Each of those timelines and input cost models have been effectively swallowed up by the great flux that defines Episode Two of our pandemic era economic and financial story, one recently complicated by the emergence of a possibly more transmissible variance of Covid-19. In this frame, an economy – made up of tens of thousands of mini-economies of geography, business segment, and household consumption behaviors – tries to get back on its own two feet after a staggering shock in February 2020 and a supercharged, all-points Federal Government and Central Bank stabilization and rescue program response.
A stark reminder of how daunting that challenge – restoring the U.S. and global economy to a next normal, unaided, household spending and private enterprise-fueled dynamic growth period – will be comes through in yesterday's National Association of Home Builders analysis of the release of U.S. Census Construction Spending data as it reflects a homebuilding production sector throttled by capacity constraint.
Spending on single-family, multifamily constructions and improvements all declined in October, as homebuilding is still facing the supply chain issues, the rising material costs and labor shortages. Single-family construction spending decreased to a $412.1 billion annual pace in October. It was down by 0.8% after a dip of 0.2% in September and down 0.3% in August. Multifamily construction spending dipped 0.1% in October. Compared to a year ago, single-family construction spending was up 23.1% and multifamily spending increased 9.9%. Spending on improvements dipped 0.2% in October, after a decrease of 0.5% in September. However, improvement spending is 10.2% higher than a year ago.

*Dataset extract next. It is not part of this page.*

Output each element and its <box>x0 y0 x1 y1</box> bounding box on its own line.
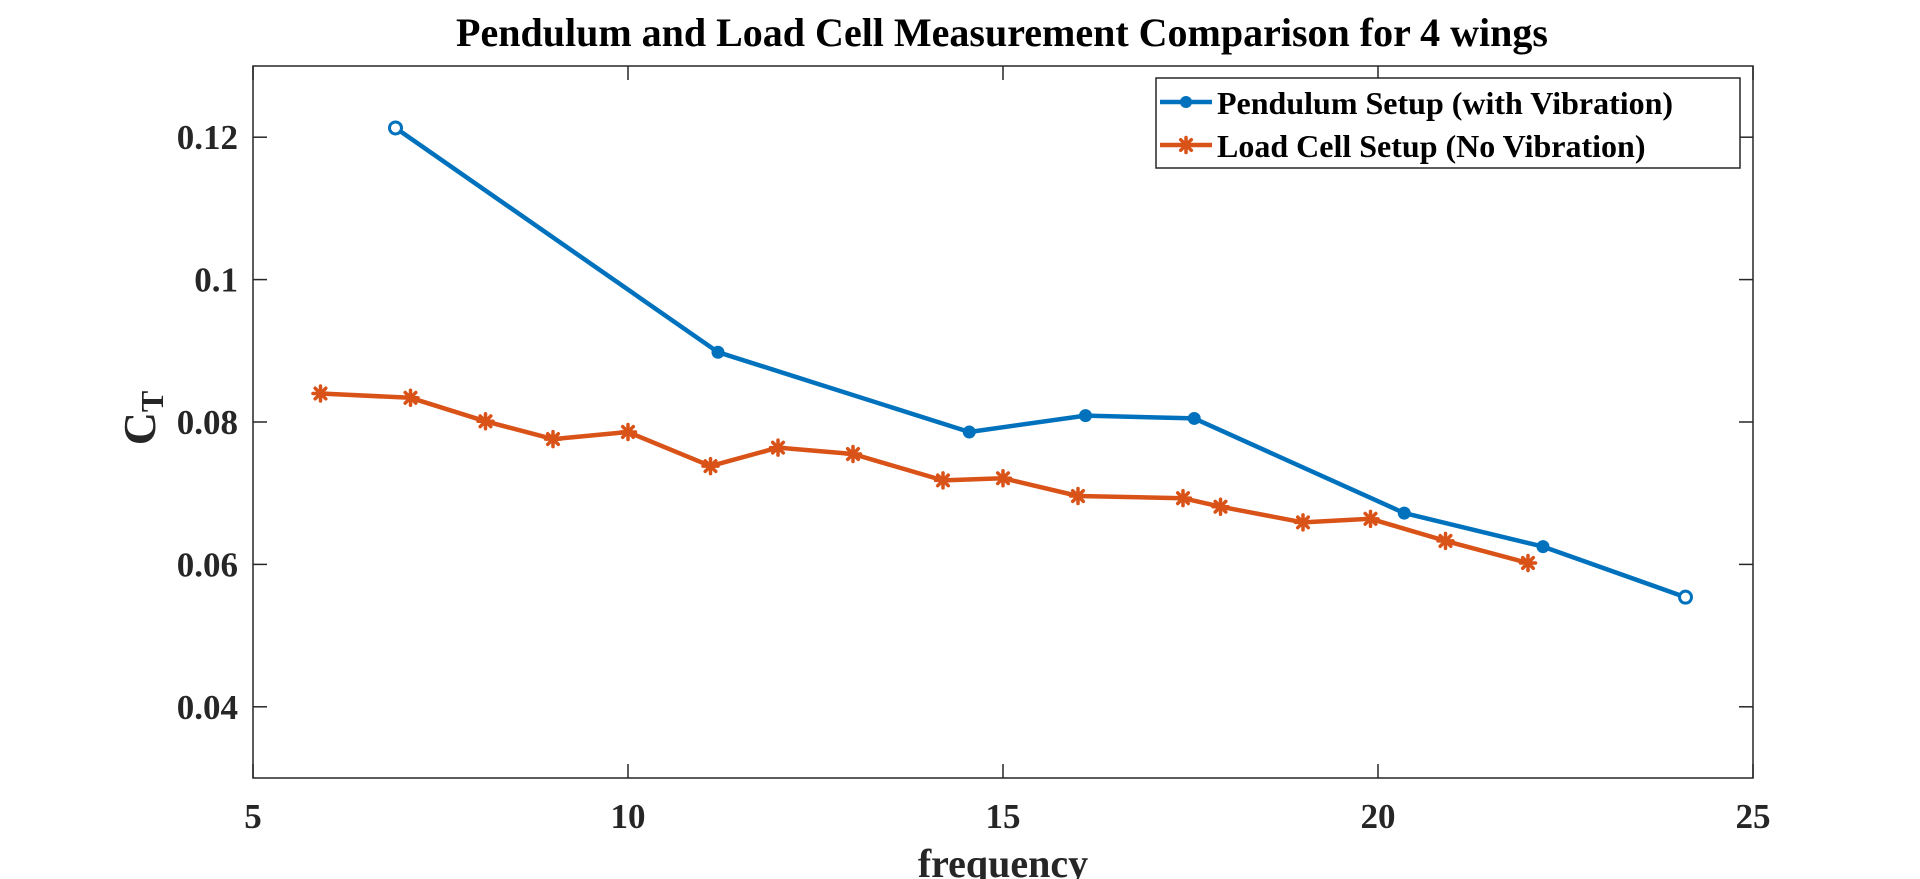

The NAHB construction spending index, which is shown in the graph below (the base is January 2000), illustrates the solid growth in single-family construction and home improvement from the second half of 2019 to February 2020, before the COVID-19 hit the U.S. economy, and the quick rebounds since July 2020. New multifamily construction spending has picked up the pace after a slowdown in the second half of 2019. Under the pressure of supply chain issues, construction spending on single-family, multifamily and improvements slipped down a bit from the third quarter of 2021."
Clearly, a peak capacity new home investment, development, entitlement, and production phase – expanding the new home attainability pool and spreading multiplier-effect demand across dozens of goods and services sectors – might both ease housing-related inflationary dynamics and power macroeconomic growth as a structural support of a post-stimulus, private-sector and consumer-led recovery.
With that scenario in mind, policymakers and private sector leaders might consider a "post-emergency powers act"-style approach to unpacking some of the chokehold constraints on the human, materials, and land-use/zoning resources that have been thwarting a "build to demand" rebound.
Until and unless that happens, you'd better have a pretty damned special crystal ball if you're predicting capability and capacity will reach any kind of norm in the next six to nine months.
The business culture challenge of the realities of a "build to production" present and foreseeable future, however, involve brute honesty, transparency, and a sector-wide level-set that both manages expectations and lifts the potential to exceed them.
When it comes to budgeting and forecasts, better to reckon and reset strategy much closer to current actuals rather than look at them as unachieved opportunity – i.e. "transitory" challenges – in the way of promises for much rosier results in the next quarter, or the next quarter after that.
In 2022, the only surprises investors, lenders, and other partners may reward will be for outperformance of the most reality-checked, de-risked benchmarks builders and their partners can deliver on. Underperformance "misses" will cost a great deal more.